For years, Google and Facebook have been the ultimate rulers of the digital advertising landscape. Not only do they command consumer attention, they have more data and technology than any competitor online, attracting massive numbers of publisher distribution partners.
But, the digital landscape is changing. TV is moving in.
Comcast, Verizon, AT&T and other companies are all investing in digital technology and data to position themselves at the nexus of the digital and TV convergence. At the same time, companies from Apple to Amazon are pushing hard to claim some territory.
The ensuing platform battle is good news for publishers. These platforms need content, and premium content providers have a window of opportunity to tell the platforms what they need.
Ask a publisher how many different digital technologies and vendors stand between them and their advertisers, and the number is likely to be in the double or triple digits. With every Neustar, AppNexus or Spongecell that gets added to the party, publishers miss out on revenue. The advertiser’s budgets don’t change, so publisher CPMs get depressed, creating the ad tech tax. Platforms hoping to gain publisher attention can’t just focus on making content distribution easy; they must help publishers sell and deliver advertising in a streamlined, profitable way rather than add to the ad tech tax.
A fight for publisher content will improve operational efficiency for advertising and likely decrease the ad tech tax. Most publishers don’t have the resources to work with every platform out there. Any platform that wants to attract publishers needs to be a nearly seamless partner (or promise a huge payday). The most important advertising elements that will help platforms attract publishers are robust APIs, rich reporting and data activation.

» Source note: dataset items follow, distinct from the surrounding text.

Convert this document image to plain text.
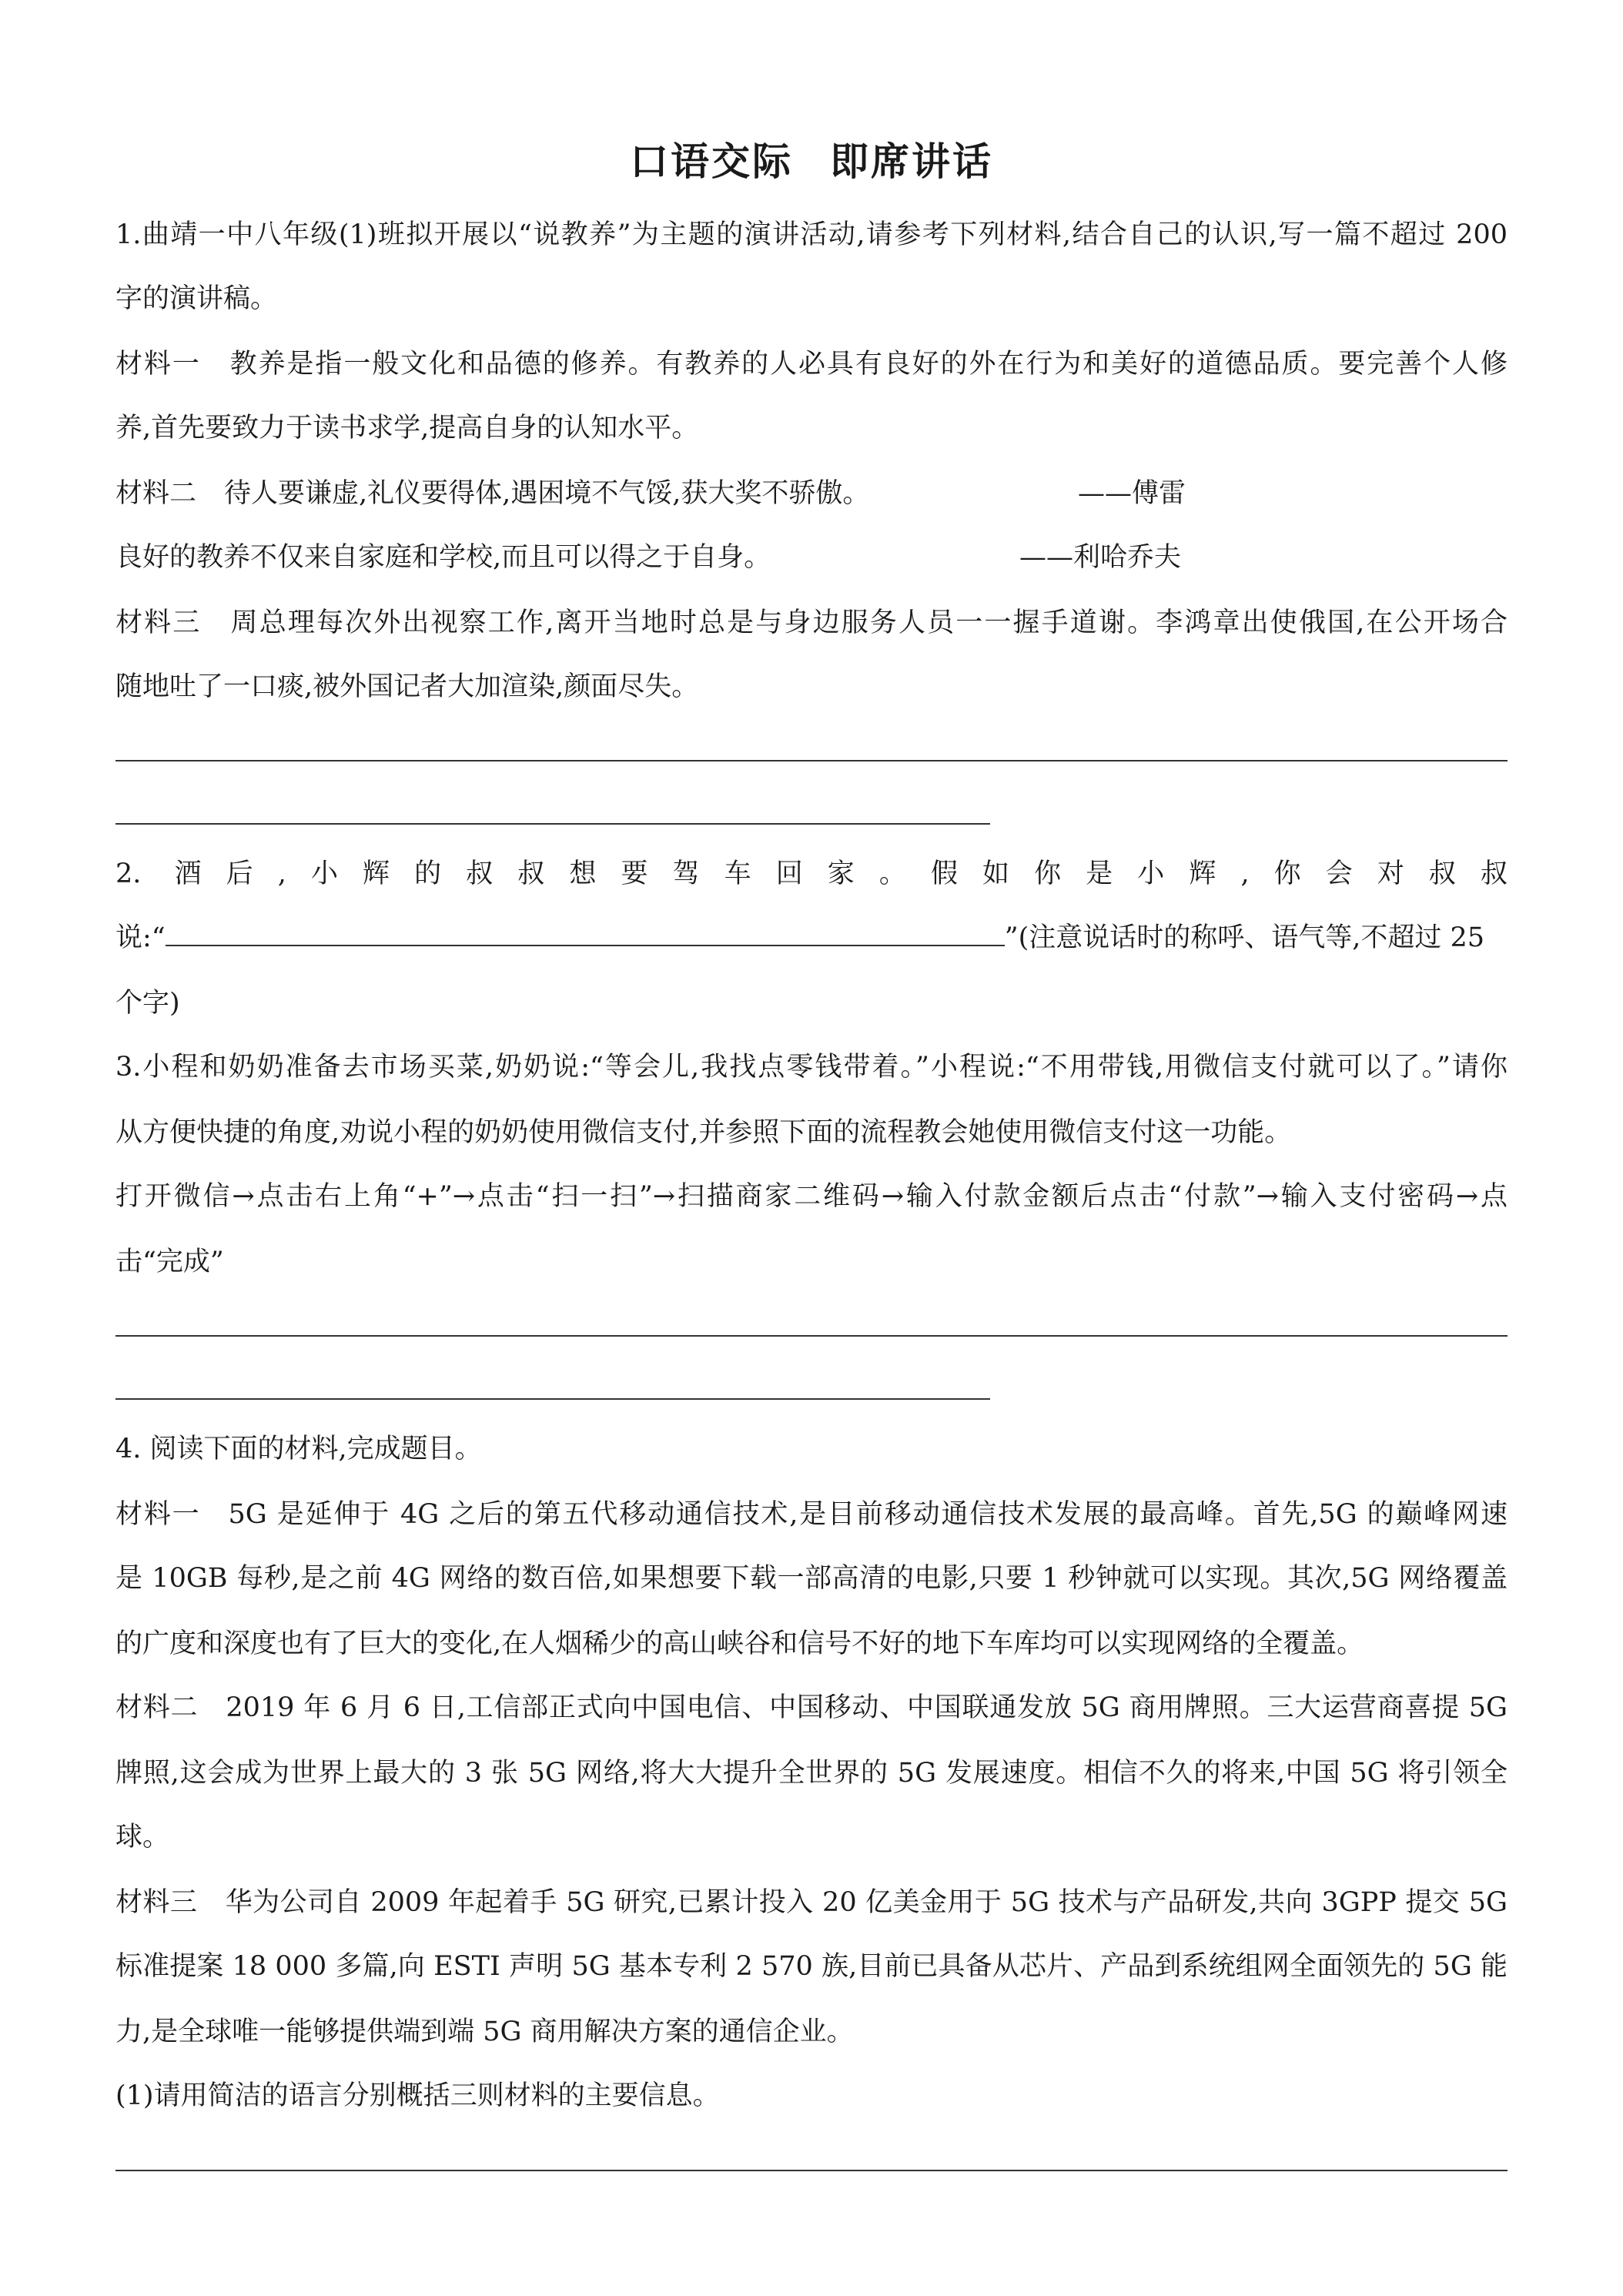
口语交际 即席讲话
1.曲靖一中八年级(1)班拟开展以“说教养”为主题的演讲活动,请参考下列材料,结合自己的认识,写一篇不超过 200
字的演讲稿。
材料一 教养是指一般文化和品德的修养。有教养的人必具有良好的外在行为和美好的道德品质。要完善个人修
养,首先要致力于读书求学,提高自身的认知水平。
材料二 待人要谦虚,礼仪要得体,遇困境不气馁,获大奖不骄傲。	——傅雷
良好的教养不仅来自家庭和学校,而且可以得之于自身。	——利哈乔夫
材料三 周总理每次外出视察工作,离开当地时总是与身边服务人员一一握手道谢。李鸿章出使俄国,在公开场合
随地吐了一口痰,被外国记者大加渲染,颜面尽失。
2. 酒后,小辉的叔叔想要驾车回家。假如你是小辉,你会对叔叔
说:“	”(注意说话时的称呼、语气等,不超过 25
个字)
3.小程和奶奶准备去市场买菜,奶奶说:“等会儿,我找点零钱带着。”小程说:“不用带钱,用微信支付就可以了。”请你
从方便快捷的角度,劝说小程的奶奶使用微信支付,并参照下面的流程教会她使用微信支付这一功能。
打开微信→点击右上角“+”→点击“扫一扫”→扫描商家二维码→输入付款金额后点击“付款”→输入支付密码→点
击“完成”
4. 阅读下面的材料,完成题目。
材料一 5G 是延伸于 4G 之后的第五代移动通信技术,是目前移动通信技术发展的最高峰。首先,5G 的巅峰网速
是 10GB 每秒,是之前 4G 网络的数百倍,如果想要下载一部高清的电影,只要 1 秒钟就可以实现。其次,5G 网络覆盖
的广度和深度也有了巨大的变化,在人烟稀少的高山峡谷和信号不好的地下车库均可以实现网络的全覆盖。
材料二 2019 年 6 月 6 日,工信部正式向中国电信、中国移动、中国联通发放 5G 商用牌照。三大运营商喜提 5G
牌照,这会成为世界上最大的 3 张 5G 网络,将大大提升全世界的 5G 发展速度。相信不久的将来,中国 5G 将引领全
球。
材料三 华为公司自 2009 年起着手 5G 研究,已累计投入 20 亿美金用于 5G 技术与产品研发,共向 3GPP 提交 5G
标准提案 18 000 多篇,向 ESTI 声明 5G 基本专利 2 570 族,目前已具备从芯片、产品到系统组网全面领先的 5G 能
力,是全球唯一能够提供端到端 5G 商用解决方案的通信企业。
(1)请用简洁的语言分别概括三则材料的主要信息。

Platform APIs need to allow media companies to access things that are important for everyday transaction. From inventory forecasting to proof of delivery, platforms need to offer access to the information needed to transact effectively. The less a publisher needs to develop to hook into a new ecosystem the better. Platforms need to consider building into the entire ecosystem that matters to publishers, ranging from Salesforce and Moat to Great Plains.
Facebook and Google provide limited reporting for publishers. Other platforms might be willing to concede more transparency for a piece of publisher content. What’s more, Facebook and Google are walled gardens that often require publishers to use their own systems, dashboards and numbers. Platforms that allow reporting to flow into the publishers’ systems in a format that can be more flexible and granular will attract interest from publishers that want to consolidate their operational complexity.
Facebook and Google also limit the use of data within and outside of their walled gardens – another opportunity for other platforms. Publishers want to activate their data. They want to mine data on content and advertising performance. They are eager to augment the audience data profiles in their data management platforms. They value differentiated audience data from specific platforms that have cache or scale.
To capitalize on this rare moment in digital history, which may favor content publishers, it’s important for publishers to prioritize. The best way to start is to create a complete picture of the costs and benefits of working with every distribution partner and raise issues that might persuade them to distribute their content on a new platform.
Publishers are always angling for higher rates, which they may or may not actually get, but trading on technical efficiencies, data and reporting might be more effective. Understanding which partners are most profitable overall and creating clear expectations will give publishers more bargaining power.